'Never Far From Home' chronicles lawyer's journey from NYC projects to Microsoft executive offices
Bruce Jackson grew up shuttling between Brooklyn and Manhattan public housing projects in New York City. His journey led him to Hofstra University and then the Georgetown University Law Center. He ditched a white-shoe firm job to launch a career in entertainment law and represented some of the hottest hip-hop and rap artists in the 1990s.
When Napster changed the music industry, Jackson left for Seattle and Microsoft, where he traded in his sharp suits for polos and khakis and sick beats for mosh pits—briefly.
As he tells the ABA Journal’s Lee Rawles in this episode of The Modern Law Library podcast, one exposure to a Seattle grunge concert had him packing his bags to return to New York City.
But Jackson didn’t leave Microsoft—where he now is an associate general counsel—and a major focus of his career at the company has been to increase the tech giant’s diversity, equity and inclusion efforts.

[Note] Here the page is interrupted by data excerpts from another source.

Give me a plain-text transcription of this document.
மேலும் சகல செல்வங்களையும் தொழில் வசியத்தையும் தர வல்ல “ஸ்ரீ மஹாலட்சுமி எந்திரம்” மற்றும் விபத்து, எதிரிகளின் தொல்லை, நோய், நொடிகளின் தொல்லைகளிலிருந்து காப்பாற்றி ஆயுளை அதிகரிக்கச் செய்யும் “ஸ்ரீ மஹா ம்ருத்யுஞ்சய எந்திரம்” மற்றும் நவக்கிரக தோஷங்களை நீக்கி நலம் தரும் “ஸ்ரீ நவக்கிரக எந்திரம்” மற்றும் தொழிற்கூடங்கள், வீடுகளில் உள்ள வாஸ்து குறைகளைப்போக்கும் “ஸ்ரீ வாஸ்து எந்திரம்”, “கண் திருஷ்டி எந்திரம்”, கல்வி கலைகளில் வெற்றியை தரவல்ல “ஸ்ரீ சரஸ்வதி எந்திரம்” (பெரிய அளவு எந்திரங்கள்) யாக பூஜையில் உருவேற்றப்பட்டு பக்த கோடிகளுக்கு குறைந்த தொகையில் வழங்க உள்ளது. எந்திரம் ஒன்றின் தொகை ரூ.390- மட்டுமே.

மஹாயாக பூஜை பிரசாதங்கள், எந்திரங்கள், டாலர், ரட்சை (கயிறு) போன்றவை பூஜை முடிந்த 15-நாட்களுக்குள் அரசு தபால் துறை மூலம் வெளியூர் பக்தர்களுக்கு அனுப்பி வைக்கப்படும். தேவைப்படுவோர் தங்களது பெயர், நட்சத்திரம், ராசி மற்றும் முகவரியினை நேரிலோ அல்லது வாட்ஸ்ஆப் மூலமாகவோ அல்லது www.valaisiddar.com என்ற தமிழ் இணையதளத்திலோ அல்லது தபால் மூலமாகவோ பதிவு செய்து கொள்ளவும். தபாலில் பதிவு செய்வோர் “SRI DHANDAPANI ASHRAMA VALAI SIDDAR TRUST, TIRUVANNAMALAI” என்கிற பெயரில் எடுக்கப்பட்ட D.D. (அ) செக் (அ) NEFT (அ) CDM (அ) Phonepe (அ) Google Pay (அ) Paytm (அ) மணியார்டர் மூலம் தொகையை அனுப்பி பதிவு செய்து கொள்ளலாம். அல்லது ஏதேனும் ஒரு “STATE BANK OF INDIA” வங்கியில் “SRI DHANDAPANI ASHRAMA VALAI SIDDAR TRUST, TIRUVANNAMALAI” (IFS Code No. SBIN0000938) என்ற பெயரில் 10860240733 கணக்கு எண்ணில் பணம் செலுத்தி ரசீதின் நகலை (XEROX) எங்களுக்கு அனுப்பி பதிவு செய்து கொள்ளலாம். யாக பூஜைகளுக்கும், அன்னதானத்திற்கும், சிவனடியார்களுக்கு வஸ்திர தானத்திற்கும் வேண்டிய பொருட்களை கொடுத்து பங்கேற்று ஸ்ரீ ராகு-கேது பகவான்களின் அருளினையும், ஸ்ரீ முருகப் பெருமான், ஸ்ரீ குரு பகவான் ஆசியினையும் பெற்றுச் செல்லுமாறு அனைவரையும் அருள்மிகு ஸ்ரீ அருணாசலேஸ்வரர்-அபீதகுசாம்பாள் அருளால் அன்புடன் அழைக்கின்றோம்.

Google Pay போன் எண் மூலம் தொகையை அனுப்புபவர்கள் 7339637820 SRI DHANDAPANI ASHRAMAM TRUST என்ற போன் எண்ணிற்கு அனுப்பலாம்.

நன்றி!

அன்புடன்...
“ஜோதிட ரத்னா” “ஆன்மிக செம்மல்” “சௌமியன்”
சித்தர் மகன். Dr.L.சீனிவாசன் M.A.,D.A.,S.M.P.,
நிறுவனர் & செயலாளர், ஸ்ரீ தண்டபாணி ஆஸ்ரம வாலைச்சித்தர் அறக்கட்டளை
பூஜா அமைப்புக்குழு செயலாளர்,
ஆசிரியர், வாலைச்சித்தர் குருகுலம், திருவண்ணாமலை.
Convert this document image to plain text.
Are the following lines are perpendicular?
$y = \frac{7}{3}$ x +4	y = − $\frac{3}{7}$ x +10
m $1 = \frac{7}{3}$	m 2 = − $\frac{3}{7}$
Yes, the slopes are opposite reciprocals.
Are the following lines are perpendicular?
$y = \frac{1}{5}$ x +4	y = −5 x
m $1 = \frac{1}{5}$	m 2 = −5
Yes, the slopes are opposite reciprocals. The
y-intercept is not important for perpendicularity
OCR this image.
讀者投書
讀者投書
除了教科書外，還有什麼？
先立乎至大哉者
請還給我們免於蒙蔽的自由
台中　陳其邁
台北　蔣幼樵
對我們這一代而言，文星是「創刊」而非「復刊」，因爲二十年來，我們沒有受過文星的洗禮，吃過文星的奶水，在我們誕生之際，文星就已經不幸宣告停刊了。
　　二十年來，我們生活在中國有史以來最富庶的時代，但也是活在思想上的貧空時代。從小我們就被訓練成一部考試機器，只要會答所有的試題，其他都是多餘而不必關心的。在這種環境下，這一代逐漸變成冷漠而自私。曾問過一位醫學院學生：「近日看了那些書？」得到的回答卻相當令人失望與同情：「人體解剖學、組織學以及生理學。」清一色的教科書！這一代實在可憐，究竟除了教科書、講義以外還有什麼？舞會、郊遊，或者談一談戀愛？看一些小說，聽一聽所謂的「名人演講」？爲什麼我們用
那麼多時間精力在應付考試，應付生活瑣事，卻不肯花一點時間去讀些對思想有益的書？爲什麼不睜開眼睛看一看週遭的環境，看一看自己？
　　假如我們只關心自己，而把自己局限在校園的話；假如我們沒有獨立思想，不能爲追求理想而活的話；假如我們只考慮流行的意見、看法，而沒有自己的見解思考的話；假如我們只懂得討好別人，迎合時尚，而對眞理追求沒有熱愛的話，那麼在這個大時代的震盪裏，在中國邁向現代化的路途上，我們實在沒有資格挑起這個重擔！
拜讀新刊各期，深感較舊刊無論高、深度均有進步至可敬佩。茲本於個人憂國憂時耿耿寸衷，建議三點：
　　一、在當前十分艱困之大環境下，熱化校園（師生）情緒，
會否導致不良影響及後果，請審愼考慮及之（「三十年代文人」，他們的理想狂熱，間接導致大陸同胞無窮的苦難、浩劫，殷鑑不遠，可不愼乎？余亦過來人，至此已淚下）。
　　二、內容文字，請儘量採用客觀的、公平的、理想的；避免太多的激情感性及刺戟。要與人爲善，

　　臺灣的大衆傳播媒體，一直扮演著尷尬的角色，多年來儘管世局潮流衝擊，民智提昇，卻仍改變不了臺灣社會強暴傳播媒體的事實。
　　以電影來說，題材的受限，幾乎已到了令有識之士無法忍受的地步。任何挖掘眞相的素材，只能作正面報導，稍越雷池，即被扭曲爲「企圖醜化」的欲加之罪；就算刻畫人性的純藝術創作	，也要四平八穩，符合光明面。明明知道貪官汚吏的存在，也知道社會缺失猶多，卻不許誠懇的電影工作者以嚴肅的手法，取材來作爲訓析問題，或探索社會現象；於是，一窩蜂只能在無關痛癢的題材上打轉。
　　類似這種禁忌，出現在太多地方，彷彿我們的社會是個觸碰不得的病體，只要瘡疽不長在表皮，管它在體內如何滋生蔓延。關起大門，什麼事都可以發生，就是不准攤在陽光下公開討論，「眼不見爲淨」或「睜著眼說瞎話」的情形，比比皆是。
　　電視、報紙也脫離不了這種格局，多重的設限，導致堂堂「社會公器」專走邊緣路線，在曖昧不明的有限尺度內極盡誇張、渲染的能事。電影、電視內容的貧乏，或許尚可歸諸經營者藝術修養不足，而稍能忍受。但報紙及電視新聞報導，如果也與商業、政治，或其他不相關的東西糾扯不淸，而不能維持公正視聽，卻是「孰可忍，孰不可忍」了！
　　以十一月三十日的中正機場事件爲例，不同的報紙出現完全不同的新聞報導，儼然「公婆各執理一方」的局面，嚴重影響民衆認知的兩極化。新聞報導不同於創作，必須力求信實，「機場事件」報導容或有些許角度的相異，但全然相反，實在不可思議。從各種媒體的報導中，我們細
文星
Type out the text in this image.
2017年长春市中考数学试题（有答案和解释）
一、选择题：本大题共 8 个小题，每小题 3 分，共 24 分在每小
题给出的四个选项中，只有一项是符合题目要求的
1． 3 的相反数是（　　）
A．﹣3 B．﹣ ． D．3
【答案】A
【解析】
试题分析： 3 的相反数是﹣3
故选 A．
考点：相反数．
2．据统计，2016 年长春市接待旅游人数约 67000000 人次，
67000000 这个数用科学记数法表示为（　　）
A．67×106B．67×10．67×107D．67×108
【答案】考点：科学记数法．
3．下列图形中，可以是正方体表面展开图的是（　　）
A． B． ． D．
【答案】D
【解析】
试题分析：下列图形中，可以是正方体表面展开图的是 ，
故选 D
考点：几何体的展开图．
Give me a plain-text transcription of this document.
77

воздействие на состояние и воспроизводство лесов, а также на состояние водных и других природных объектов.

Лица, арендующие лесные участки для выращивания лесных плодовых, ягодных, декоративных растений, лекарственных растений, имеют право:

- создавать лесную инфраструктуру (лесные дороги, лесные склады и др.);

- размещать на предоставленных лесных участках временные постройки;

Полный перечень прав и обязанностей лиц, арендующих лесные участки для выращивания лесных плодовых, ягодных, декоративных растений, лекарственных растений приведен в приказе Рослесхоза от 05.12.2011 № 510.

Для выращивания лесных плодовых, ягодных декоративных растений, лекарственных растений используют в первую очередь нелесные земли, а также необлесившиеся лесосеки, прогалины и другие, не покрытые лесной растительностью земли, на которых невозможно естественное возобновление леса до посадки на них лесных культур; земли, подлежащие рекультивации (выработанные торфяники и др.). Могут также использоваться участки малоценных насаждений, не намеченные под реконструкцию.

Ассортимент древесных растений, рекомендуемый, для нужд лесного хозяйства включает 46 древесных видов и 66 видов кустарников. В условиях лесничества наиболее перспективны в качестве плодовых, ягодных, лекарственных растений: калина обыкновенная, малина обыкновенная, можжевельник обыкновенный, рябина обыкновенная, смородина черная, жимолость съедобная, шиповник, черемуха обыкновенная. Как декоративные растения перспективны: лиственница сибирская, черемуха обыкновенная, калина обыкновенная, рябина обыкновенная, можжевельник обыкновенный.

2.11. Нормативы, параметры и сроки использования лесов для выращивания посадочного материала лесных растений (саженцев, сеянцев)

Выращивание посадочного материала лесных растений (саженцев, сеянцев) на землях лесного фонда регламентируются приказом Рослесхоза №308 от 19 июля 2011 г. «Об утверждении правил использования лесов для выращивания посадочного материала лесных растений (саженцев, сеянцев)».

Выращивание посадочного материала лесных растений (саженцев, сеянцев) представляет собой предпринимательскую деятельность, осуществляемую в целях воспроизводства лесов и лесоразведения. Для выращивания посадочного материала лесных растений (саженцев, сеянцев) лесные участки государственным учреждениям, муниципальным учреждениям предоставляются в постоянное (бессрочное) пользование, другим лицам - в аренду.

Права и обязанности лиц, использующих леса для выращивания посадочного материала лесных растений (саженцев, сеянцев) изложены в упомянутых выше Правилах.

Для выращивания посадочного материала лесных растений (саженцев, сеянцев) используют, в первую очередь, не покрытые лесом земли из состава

In Never Far From Home: My Journey From Brooklyn to Hip Hop, Microsoft, and the Law, Jackson reflects on the people and programs that made his career possible and is unflinching about the dangers that he faced, the racism that he encountered, and the mistakes that he made in his personal life as he pursued professional success.
Jackson tells Rawles that before demanding that others share their stories with us, it important to tell our truths, as well.
Jackson shares how his childhood love of musical theater dovetailed with his skill at accountancy and tax law while representing his clients in the hip-hop music scene. He discusses his top tips for improving the diversity pipeline within organizations and reflects on finding commonality with people from entirely different backgrounds to his.
In This Podcast:
Bruce Jackson. Photograph © Invision Photo by Erskine Isaac.
Bruce Jackson is an associate general counsel at Microsoft and managing director for strategic partnerships out of the office of the president at Microsoft. Born in Brooklyn, New York City, he studied law at the Georgetown University Law Center and spent a decade working in entertainment law with some of the top music talent in the country. Since then, he has received Microsoft’s diversity award, participated in Microsoft’s law and corporate affairs’ diversity efforts, helped launch Microsoft’s Elevate American Veterans Initiative, and worked to develop its diverse recruitment pipeline. Never Far From Home: My Journey From Brooklyn to Hip Hop, Microsoft, and the Law is his first book.